Climate change as a public health risk in the Baltic States
Chaired by Saulius Čaplinskas, Vice Chair of the Health, Welfare and Family Committee, the first session of the meeting focused on climate change as a public health risk in the Baltic States. Saulius Čaplinskas highlighted that climate change is reshaping the foundations of our health - the air we breathe, the water we drink and the environments we depend on. Therefore, reducing harmful environmental exposures must become a common priority of the Baltic States.
Heli Laarmann, Head of the Public Health Department at the Ministry of Social Affairs of Estonia, emphasised that climate and health must be addressed across all sectors, not only through healthcare. Key climate-related health risks include extreme weather, changing pollen and infectious disease patterns, water quality issues, air pollution, and higher UV exposure. As of now, Estonia is preparing for rising temperatures, heavier precipitation, sea-level rise, and more storms, while advancing national adaptation measures such as flood prevention, early warning systems, and stronger rescue capacity.
Aušra Želvienė, Adviser to the Minister of Health of Lithuania, stressed that climate change is now one of the major health threats of the 21st century. Adding to the already established risks, she stated that climate change is also changing the map of diseases. This is why Lithuania is strengthening vaccination and hygiene standards. Climate risks and pathogens do not stop at borders. Baltic cooperation must focus on “health in all climate policies,” a shared regional data and early warning system, joint research funding, and coordinated public information campaigns.
Jana Feldmane, Director of the Public Health Department at the Ministry of Health of Latvia, stated that in Latvia, the response to climate and health is based on the One Health approach. As of now, key concerns include heat-related hospitalisations and deaths and underreporting of heat as a cause of mortality. She also stressed the link between climate change and antimicrobial resistance, noting that both reinforce each other. The Baltic States face a shared imperative: align national health policy with global climate goals while building local resilience tailored to their geography, infrastructure, and communities.

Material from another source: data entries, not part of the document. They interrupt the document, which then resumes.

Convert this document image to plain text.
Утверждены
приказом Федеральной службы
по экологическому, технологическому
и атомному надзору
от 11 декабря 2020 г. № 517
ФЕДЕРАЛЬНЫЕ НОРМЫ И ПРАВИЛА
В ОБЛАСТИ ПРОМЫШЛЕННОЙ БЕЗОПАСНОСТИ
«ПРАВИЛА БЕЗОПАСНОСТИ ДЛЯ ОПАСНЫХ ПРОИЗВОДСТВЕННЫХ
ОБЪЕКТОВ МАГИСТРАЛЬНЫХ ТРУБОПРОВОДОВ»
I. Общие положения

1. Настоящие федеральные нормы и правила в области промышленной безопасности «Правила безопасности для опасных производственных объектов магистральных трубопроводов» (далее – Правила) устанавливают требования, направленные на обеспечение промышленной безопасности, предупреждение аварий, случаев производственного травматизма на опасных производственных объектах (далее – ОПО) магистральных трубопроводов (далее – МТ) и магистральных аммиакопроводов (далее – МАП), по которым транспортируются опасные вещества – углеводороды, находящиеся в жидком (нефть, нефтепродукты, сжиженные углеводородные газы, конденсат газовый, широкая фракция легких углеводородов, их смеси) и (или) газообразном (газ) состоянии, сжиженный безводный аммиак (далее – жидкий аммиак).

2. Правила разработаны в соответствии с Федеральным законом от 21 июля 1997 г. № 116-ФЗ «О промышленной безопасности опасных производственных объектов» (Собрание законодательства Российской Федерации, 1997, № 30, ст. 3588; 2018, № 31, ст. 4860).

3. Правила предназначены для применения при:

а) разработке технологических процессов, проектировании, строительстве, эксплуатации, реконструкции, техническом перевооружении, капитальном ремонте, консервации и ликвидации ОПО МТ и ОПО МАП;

Joint activities to mitigate the impact of climate change on health in the Baltic States
Chaired by Enn Eesmaa, Member of the Presidium, the second session focused on joint activities to mitigate the impact of climate change on health in the Baltic States. Topics included regional cooperation to reduce environmental exposures that harm health, pooling resources for climate-health initiatives, joint activities in ecosystem restoration as a shared regional health strategy, and others. Enn Eesmaa stated that the next step is to move from recognising challenges to reducing the environmental exposures that also harm the health of people in very practical ways. This means using Baltic cooperation as a tool for action for developing common approaches where national capacities are limited.
Aiga Grasmane, Director of the Climate Policy Department at the Ministry of Climate and Energy of Latvia, stated that Latvia is already experiencing clear climate change impacts, with recent years being the warmest recorded. She highlighted progress through the 2025 Climate Resilience and Economic Sustainability Law and the Climate Change Adaptation Plan to 2030. At the same time, there are gaps, including limited modelling of hospital resilience, underdeveloped monitoring of climate-related mental health risks, and a lack of long-term analysis of climate migration impacts on healthcare demand. She proposed stronger Baltic cooperation, especially a joint heat-health early warning system, shared standards for climate-resilient healthcare infrastructure and joint climate-health research.